L'IAC vous emmène aux frontières du réel


Il y a 25 siècles, à Athènes, d'après Pline, deux grands peintres s'affrontèrent dans un concours. Zeuxis peignit des grappes de raisin tellement réalistes que des oiseaux essayèrent de les picorer. Il pensait avoir gagné quand son rival Parrhasios l'invita à découvrir son propre tableau. Zeuxis tenta alors d'écarter ce qu'il croyait être un rideau cachant la peinture. Il fut en fait lui-même leurré et battu : le tableau n'était autre que le rideau qu'il voulait écarter ! Au-delà de ce challenge en trompe-l'œil et en virtuosité technique, cette histoire nous enseigne aussi sur notre désir de voir dans et au-delà des images : d'autres images, du sens, une narration, une représentation "vraie" de la "réalité", etc. La modernité, depuis au moins Manet, rabroue et frustre ce désir : il n'y a rien à voir d'autre que la peinture elle-même, voire sa seule matérialité. Et Steven Parrino aura beau casser, en 2003, des monochromes noirs, il n'y verra rien derrière, montrant seulement la violence de son geste et sa colère contre une certaine abstraction trop formaliste...

Dans la salle inaugurale de RIDEAUX / blinds, Marie de Brugerolle réinterroge en quelques œuvres les destins actuels de la modernité. Mais son exposition, très vite, nous entraîne au-delà. Vers des rideaux noirs en caoutchouc à franchir, vers des bifurcations où l'on hésite, vers des choix à effectuer : découvrir ou non une image, la laisser intact ou marcher dessus et provoquer sa destruction (avec Gustav Metzger)... Dans une belle expression, la commissaire écrit : «Le rideau, c'est nous.»

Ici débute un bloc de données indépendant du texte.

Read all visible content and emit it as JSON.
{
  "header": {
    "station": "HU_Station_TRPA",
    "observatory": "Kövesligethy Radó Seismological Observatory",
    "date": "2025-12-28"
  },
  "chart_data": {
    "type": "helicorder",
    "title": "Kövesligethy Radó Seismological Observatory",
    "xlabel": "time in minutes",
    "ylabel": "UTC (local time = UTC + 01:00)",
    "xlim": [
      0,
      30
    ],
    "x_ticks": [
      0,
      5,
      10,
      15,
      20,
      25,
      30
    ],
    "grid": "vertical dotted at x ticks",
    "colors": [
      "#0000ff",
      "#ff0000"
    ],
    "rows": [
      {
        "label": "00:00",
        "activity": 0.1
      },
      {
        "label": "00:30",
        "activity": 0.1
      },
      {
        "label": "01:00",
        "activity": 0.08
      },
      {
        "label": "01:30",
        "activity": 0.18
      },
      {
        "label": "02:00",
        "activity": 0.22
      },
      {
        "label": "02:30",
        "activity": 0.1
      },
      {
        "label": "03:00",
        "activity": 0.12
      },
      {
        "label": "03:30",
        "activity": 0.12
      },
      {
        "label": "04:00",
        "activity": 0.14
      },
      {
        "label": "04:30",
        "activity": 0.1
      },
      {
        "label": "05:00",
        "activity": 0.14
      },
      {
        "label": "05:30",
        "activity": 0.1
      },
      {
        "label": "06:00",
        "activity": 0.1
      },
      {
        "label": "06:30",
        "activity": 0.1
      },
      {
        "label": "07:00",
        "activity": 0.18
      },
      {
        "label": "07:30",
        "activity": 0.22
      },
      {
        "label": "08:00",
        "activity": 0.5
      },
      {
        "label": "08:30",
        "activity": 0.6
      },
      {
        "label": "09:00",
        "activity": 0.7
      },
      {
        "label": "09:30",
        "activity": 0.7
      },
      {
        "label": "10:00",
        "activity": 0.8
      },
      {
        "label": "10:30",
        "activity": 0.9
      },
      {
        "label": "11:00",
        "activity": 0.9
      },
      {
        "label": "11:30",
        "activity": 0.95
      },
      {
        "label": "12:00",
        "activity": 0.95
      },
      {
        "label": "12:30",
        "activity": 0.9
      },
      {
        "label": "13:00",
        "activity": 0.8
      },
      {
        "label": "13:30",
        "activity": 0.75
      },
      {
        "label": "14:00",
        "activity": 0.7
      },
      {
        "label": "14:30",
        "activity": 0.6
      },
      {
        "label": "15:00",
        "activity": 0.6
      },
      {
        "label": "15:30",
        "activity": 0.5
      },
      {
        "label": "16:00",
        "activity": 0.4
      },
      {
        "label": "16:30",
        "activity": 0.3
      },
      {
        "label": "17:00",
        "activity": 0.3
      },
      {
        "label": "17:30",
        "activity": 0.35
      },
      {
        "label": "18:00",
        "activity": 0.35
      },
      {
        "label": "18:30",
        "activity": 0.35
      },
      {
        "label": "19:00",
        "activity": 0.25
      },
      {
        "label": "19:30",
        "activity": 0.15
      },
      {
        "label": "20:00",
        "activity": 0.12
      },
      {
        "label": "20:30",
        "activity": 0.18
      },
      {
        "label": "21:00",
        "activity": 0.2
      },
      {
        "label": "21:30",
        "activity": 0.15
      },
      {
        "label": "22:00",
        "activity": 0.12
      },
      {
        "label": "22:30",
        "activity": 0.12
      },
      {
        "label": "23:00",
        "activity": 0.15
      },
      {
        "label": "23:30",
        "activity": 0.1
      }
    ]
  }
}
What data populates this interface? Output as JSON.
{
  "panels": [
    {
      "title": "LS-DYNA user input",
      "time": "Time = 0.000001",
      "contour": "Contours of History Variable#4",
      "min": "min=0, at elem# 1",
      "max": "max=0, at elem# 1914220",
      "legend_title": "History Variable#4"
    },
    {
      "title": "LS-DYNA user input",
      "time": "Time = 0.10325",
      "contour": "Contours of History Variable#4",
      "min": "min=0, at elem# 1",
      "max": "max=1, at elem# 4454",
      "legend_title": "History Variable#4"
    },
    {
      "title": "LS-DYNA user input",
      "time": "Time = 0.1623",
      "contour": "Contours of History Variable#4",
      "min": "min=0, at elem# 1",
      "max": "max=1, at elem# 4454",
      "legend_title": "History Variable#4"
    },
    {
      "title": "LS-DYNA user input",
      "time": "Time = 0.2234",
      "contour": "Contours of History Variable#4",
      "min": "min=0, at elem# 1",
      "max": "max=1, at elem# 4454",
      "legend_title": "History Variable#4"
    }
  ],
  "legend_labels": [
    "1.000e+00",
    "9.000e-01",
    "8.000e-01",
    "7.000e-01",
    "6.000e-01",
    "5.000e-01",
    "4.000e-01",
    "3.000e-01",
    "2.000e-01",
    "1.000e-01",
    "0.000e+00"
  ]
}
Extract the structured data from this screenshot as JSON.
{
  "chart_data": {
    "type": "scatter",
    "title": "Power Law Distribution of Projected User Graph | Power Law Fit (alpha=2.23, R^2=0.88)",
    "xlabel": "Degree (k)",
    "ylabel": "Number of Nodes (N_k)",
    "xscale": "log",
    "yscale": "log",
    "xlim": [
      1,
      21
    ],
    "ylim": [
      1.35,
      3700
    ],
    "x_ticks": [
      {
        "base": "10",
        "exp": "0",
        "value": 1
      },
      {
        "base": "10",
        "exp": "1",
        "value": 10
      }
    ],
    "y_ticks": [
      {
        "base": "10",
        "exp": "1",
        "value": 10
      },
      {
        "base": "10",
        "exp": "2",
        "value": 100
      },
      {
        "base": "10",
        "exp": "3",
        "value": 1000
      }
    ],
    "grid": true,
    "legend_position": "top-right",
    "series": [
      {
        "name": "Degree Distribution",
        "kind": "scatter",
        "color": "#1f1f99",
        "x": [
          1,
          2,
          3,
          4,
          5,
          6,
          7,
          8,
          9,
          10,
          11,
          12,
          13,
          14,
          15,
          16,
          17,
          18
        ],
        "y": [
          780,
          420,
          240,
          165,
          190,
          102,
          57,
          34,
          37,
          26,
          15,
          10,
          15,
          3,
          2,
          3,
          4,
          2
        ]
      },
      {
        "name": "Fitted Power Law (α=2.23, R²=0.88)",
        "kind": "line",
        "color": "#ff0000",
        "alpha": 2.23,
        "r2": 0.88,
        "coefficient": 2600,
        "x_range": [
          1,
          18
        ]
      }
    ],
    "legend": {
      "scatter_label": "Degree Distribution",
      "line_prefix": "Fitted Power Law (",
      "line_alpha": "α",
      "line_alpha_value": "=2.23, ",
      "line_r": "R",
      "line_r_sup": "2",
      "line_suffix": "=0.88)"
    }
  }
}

A nous donc de décider si l'on veut ouvrir notre "rideau" (perceptif, émotionnel, intellectuel) ou non. Le danger réside moins dans un risque physique que dans un risque "existentiel" : les artistes "post-post-modernes" réunis à l'IAC ne nous fourniront nulle illusion transcendantale ou attraction spectaculaire. Leurs rideaux s'ouvrent sur des «épiphanies du réel», sur du vide (Charlotte Moth), des écrans blancs (Jennifer Bolande), des murs mélancoliques (Sophie Bonnet-Pourpet), sur une banalité du réel rendue simplement ici plus poétique et plus présente... Les artistes nous volent jusqu'à notre propre image rassurante (Brandon Lattu), en l'occurrence notre ombre, pour la transformer, paradoxalement, en globules de lumière. Et à la question enfantine «pourquoi ?» que nous pourrions, naïfs et un peu déboussolés, adresser à l'art, le peintre Marc Desgrandchamps de nous répondre à travers un magistral polyptyque au titre tout trouvé : Parce que.